Dr Joanna Richardson [HREF1], ePrints Project Manager [HREF2], Division of Information Services, Griffith University [HREF3], Queensland, 4111. j.richardson@griffith.edu.au
This paper provides an overview of the impetus towards open access to scholarly outputs in institutional repositories. It contrasts this with two major research assessment initiatives: Research Assessment Exercise (RAE) and Research Quality Framework (Australia), which focus on creating repositories restricted to assessors / expert panels for viewing purposes. The paper examines how these latter activities could be leveraged to increase content in eprint repositories. In addition the traditional self-archiving approach for populating eprint repositories is contrasted with a model based on mediated submission.
Open access to publicly funded research has been a worldwide topic of debate for a number of years. The logical consequence has been the development of a model to facilitate such access in full text via the Internet. Based on the Open Archives Initiative (OAI) [HREF4], such a model "develops and promotes interoperability solutions that aim to facilitate the efficient dissemination of content" [HREF5].
The first, widely publicised implementation of this model was EPrints [HREF6]. The open source EPrints software, developed by the EPrints Services team, provides a web-based institutional repository and has a large and growing install base around the world.
As this model and others evolved as mechanisms for communicating the results of ongoing scholarly research, certain leaders in these developments came to see interoperability as an increasingly important issue to be addressed.

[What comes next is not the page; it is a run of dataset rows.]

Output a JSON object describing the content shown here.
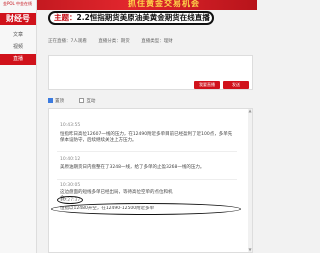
{
  "banner": {
    "promo": "抓住黄金交易机会"
  },
  "sidebar": {
    "logo_small": "金POL 中金在线",
    "logo_main": "财经号",
    "items": [
      {
        "label": "文章",
        "active": false
      },
      {
        "label": "视频",
        "active": false
      },
      {
        "label": "直播",
        "active": true
      }
    ]
  },
  "headline": {
    "prefix": "主题：",
    "text": "2.2恒指期货美原油美黄金期货在线直播"
  },
  "info": {
    "status": "正在直播：7人观看",
    "category": "直播分类：期货",
    "type": "直播类型：理财"
  },
  "composer": {
    "placeholder": "",
    "send_label": "发送",
    "publish_label": "我要直播"
  },
  "options": {
    "opt1": "置顶",
    "opt2": "互动"
  },
  "messages": [
    {
      "time": "10:43:55",
      "text": "恒指昨日高位12607一线的压力，在12490附近多单目前已经盈利了近100点，多单先保本设防守，后续继续关注上方压力。"
    },
    {
      "time": "10:40:12",
      "text": "美原油期货日内盘整在了3248一线，给了多单的止盈3268一线的压力。"
    },
    {
      "time": "10:30:05",
      "text": "这边盘面的短线多单已经出局，等待高位空单的点位和机会。"
    },
    {
      "time": "10:27:37",
      "text": "恒指以12480开空，在12490-12500附近多单"
    }
  ]
}
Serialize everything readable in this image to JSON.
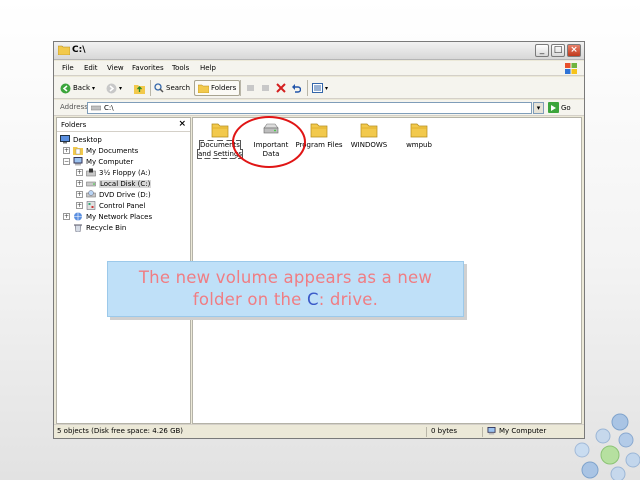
{
  "window": {
    "title": "C:\\"
  },
  "menu": [
    "File",
    "Edit",
    "View",
    "Favorites",
    "Tools",
    "Help"
  ],
  "toolbar": {
    "back_label": "Back",
    "search_label": "Search",
    "folders_label": "Folders"
  },
  "address": {
    "label": "Address",
    "value": "C:\\",
    "go_label": "Go"
  },
  "folders_pane": {
    "title": "Folders",
    "tree": [
      {
        "label": "Desktop",
        "expander": ""
      },
      {
        "label": "My Documents",
        "expander": "+"
      },
      {
        "label": "My Computer",
        "expander": "−"
      },
      {
        "label": "3½ Floppy (A:)",
        "expander": "+"
      },
      {
        "label": "Local Disk (C:)",
        "expander": "+"
      },
      {
        "label": "DVD Drive (D:)",
        "expander": "+"
      },
      {
        "label": "Control Panel",
        "expander": "+"
      },
      {
        "label": "My Network Places",
        "expander": "+"
      },
      {
        "label": "Recycle Bin",
        "expander": ""
      }
    ]
  },
  "files": [
    {
      "label_line1": "Documents",
      "label_line2": "and Settings",
      "icon": "folder-icon"
    },
    {
      "label_line1": "Important",
      "label_line2": "Data",
      "icon": "volume-drive-icon"
    },
    {
      "label_line1": "Program Files",
      "label_line2": "",
      "icon": "folder-icon"
    },
    {
      "label_line1": "WINDOWS",
      "label_line2": "",
      "icon": "folder-icon"
    },
    {
      "label_line1": "wmpub",
      "label_line2": "",
      "icon": "folder-icon"
    }
  ],
  "status": {
    "objects": "5 objects (Disk free space: 4.26 GB)",
    "size": "0 bytes",
    "zone": "My Computer"
  },
  "caption": {
    "line1": "The new volume appears as a new",
    "line2_before": "folder on the ",
    "line2_highlight": "C",
    "line2_after": ": drive."
  },
  "colors": {
    "caption_text": "#f07d83",
    "caption_highlight": "#3a5ac8",
    "caption_bg": "#bfe0f8",
    "callout_ring": "#e01515",
    "folder": "#f2c94c"
  }
}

Two key interoperability problems were identified as impairing the impact of these newly developed archives: end users were faced with multiple search interfaces making resource discovery harder, and there was no machine-based way of sharing the metadata. Solutions that were being explored included cross-searching of archives (on the one hand) and harvesting archive metadata (on the other hand) in order to provide centralised search services [HREF7]. As a result of the so-called Santa Fe Meeting in 1999, there was substantial support for Open Access. It also led to the promotion of interoperability via developing OAI-PMH (Open Archives Initiative - Protocol for Metadata Harvesting) [HREF8] as an open standard for harvesting metadata records from one system to another.
As a result of these and related developments, universities and other research entities began to create institutional collections -initially known in many cases as an 'eprint repository'- for storing research content and facilitating resource discovery. The basis for populating was self-archiving, i.e. the practice in which authors deposit their own work into the repository. Depositing involves a simple web interface where the depositor keys / pastes in the metadata (descriptive data) and then attaches the full-text document.
The concept of self-archiving has not, however, fulfilled initial expectations. As was reported, for example, in 2005 as part of the DAEDALUS Project [HREF9], "The majority of academic staff felt that they did not have the time to self-deposit, and were particularly unwilling to do this where they had already provided publication details to a departmental administrator, for example [HREF10]."
In 2004 the Select Committee on Science and Technology, UK Parliament reported [HREF11]:
ALPSP told us that "although more than 50% of publishers permit authors to self-archive their own articles in either preprint or publishing form, an extremely small proportion of authors are actually doing so". SHERPA posited an explanation: "the main challenge at the moment is not setting up the repositories per se but populating them. Academics do not currently have many major incentives to archive their material (or at least they are unaware of the benefits of repositories)". We found this to be true. It was clear to us that the main focus of academics was on the initial publication of their articles in a recognised journal and that subsequent self-archiving was relatively low on their list of priorities. We found it worrying that academics did not take an interest in what happens to their research after it has been published.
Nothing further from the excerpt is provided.